I think this is it. As soon as you go from working on one computer to 2 you do have this problem.

I myself work on 2 laptops and a desktop all running different OS.


I mean there are always going to be niche uses for this.

My point is about corporations adopting this sort of a thing because executives got sold on a fancy feature "Accessible from anywhere" but no one really materializes it for 99.99% of the time they are not coding from anywhere but have to suffer latency the entire time.

It sounds so damn good on paper vs. reality.


> executives got sold on a fancy feature "Accessible from anywhere" but no one really materializes it for 99.99% of the time they are not coding from anywhere but have to suffer latency the entire time.

This isn’t the pitch. Not at all. The pitch is “no code (or IP) on local machines that can be stolen” and “no downtime if laptop breaks… IT desk can keep a stack of chrome books ready for backup”. Combined with something like gmail and google docs, the laptop at some employees WFH house contains no business secrets ever.

I’ve never experienced the slightest drag of latency with this approach. If you’re running a compiled language, the compiler is surely the bottleneck. If you’re doing it for work, they’ll probably set it up so it’s always regionalized close to you from a cloud. Maybe fly.io should pitch this.


As a director in a previous job a few years ago I almost introduced apache eclipse orion to our organization strictly to reduce issues with onboarding and junior devs.

I love when senior devs can set up their workspace how they like, but juniors and onboarders often need lots of handholding. Being able to spin up an IDE with exactly what they need with zero effort is incredibly valuable. We lost days and days of productivity because some developers didn't understand how to manage having both a jre and jdk on their machine.


This is a very useful feature the moment you have > 1 development machine. Complex build environments, dependencies, personal preferences all syncing seamlessly between all of them is a godsend.
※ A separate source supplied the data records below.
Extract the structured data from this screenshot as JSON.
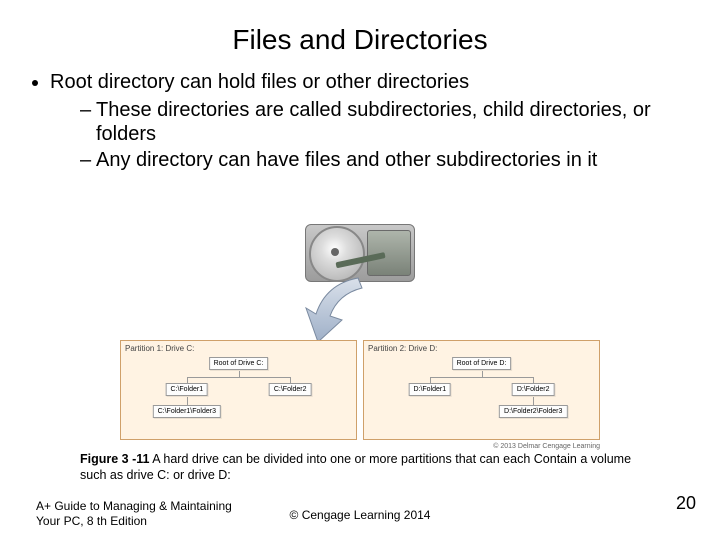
{
  "title": "Files and Directories",
  "bullets": {
    "root": "Root directory can hold files or other directories",
    "sub1": "These directories are called subdirectories, child directories, or folders",
    "sub2": "Any directory can have files and other subdirectories in it"
  },
  "diagram": {
    "credit": "© 2013 Delmar Cengage Learning",
    "partitions": [
      {
        "label": "Partition 1: Drive C:",
        "root": "Root of Drive C:",
        "c1": "C:\\Folder1",
        "c2": "C:\\Folder2",
        "leaf": "C:\\Folder1\\Folder3"
      },
      {
        "label": "Partition 2: Drive D:",
        "root": "Root of Drive D:",
        "c1": "D:\\Folder1",
        "c2": "D:\\Folder2",
        "leaf": "D:\\Folder2\\Folder3"
      }
    ]
  },
  "caption_label": "Figure 3 -11",
  "caption_text": "A hard drive can be divided into one or more partitions that can each Contain a volume such as drive C: or drive D:",
  "footer": {
    "left1": "A+ Guide to Managing & Maintaining",
    "left2": "Your PC, 8 th Edition",
    "center": "© Cengage Learning 2014",
    "page": "20"
  }
}
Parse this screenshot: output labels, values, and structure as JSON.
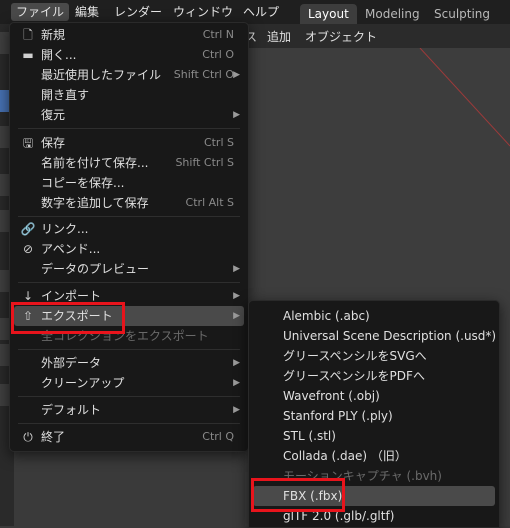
{
  "menubar": {
    "items": [
      "ファイル",
      "編集",
      "レンダー",
      "ウィンドウ",
      "ヘルプ"
    ]
  },
  "workspaces": {
    "tabs": [
      "Layout",
      "Modeling",
      "Sculpting"
    ]
  },
  "viewport_header": {
    "fragment": "ス",
    "add": "追加",
    "object": "オブジェクト"
  },
  "file_menu": {
    "new": {
      "label": "新規",
      "shortcut": "Ctrl N"
    },
    "open": {
      "label": "開く...",
      "shortcut": "Ctrl O"
    },
    "open_recent": {
      "label": "最近使用したファイル",
      "shortcut": "Shift Ctrl O"
    },
    "revert": {
      "label": "開き直す"
    },
    "recover": {
      "label": "復元"
    },
    "save": {
      "label": "保存",
      "shortcut": "Ctrl S"
    },
    "save_as": {
      "label": "名前を付けて保存...",
      "shortcut": "Shift Ctrl S"
    },
    "save_copy": {
      "label": "コピーを保存..."
    },
    "save_incremental": {
      "label": "数字を追加して保存",
      "shortcut": "Ctrl Alt S"
    },
    "link": {
      "label": "リンク..."
    },
    "append": {
      "label": "アペンド..."
    },
    "data_previews": {
      "label": "データのプレビュー"
    },
    "import": {
      "label": "インポート"
    },
    "export": {
      "label": "エクスポート"
    },
    "export_all_collections": {
      "label": "全コレクションをエクスポート"
    },
    "external_data": {
      "label": "外部データ"
    },
    "clean_up": {
      "label": "クリーンアップ"
    },
    "defaults": {
      "label": "デフォルト"
    },
    "quit": {
      "label": "終了",
      "shortcut": "Ctrl Q"
    }
  },
  "export_menu": {
    "items": [
      "Alembic (.abc)",
      "Universal Scene Description (.usd*)",
      "グリースペンシルをSVGへ",
      "グリースペンシルをPDFへ",
      "Wavefront (.obj)",
      "Stanford PLY (.ply)",
      "STL (.stl)",
      "Collada (.dae) （旧）",
      "モーションキャプチャ (.bvh)",
      "FBX (.fbx)",
      "glTF 2.0 (.glb/.gltf)"
    ]
  },
  "colors": {
    "highlight_box": "#e8141c",
    "menu_bg": "#181818",
    "hover_bg": "#4a4a4a",
    "active_tool": "#4772b3"
  }
}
I already do that in pycharm. Everything else needs to be set once. But you’re actually arguing about multi-machines and I’m arguing about “code from anywhere” even on computers that don’t belong to you. That is an overblown feature that I’d never use.

Latency is top priority for me. It shall not be sacrificed for any multi machine inconveniences.


> Latency is top priority for me.

VSCode is super popular and performant. It runs in a browser (electron) natively. Running it in chrome remotely is literally no different if you have a performant network.

I always found VSCode to perform better than IDEA based tools fwiw, especially if you want to keep a laptop on battery. Latency has never been an issue.


What happens when your machine breaks / stops working / gets stolen?

Is your pycharm config and setup backed up properly? Is your pycharm config versioned?

How do you manage credentials / secrets?

How often do you update pycharm? Does this updating require any refactoring?

How do you build (locally? remotely?)


Why not just use sshfs and edit locally with whatever you want?


very cool! do you have a good guide you could share for setting that up?


If you don't want to set it all up yourself, GitPod basically has this up and running, with a pretty generous free tier. Think VSCode in the browser, with a docker container (controlled by you!) bash prompt at the bottom.

https://gitpod.io/


Here is the product https://cloud.google.com/shell

It has a quick start guide and docs.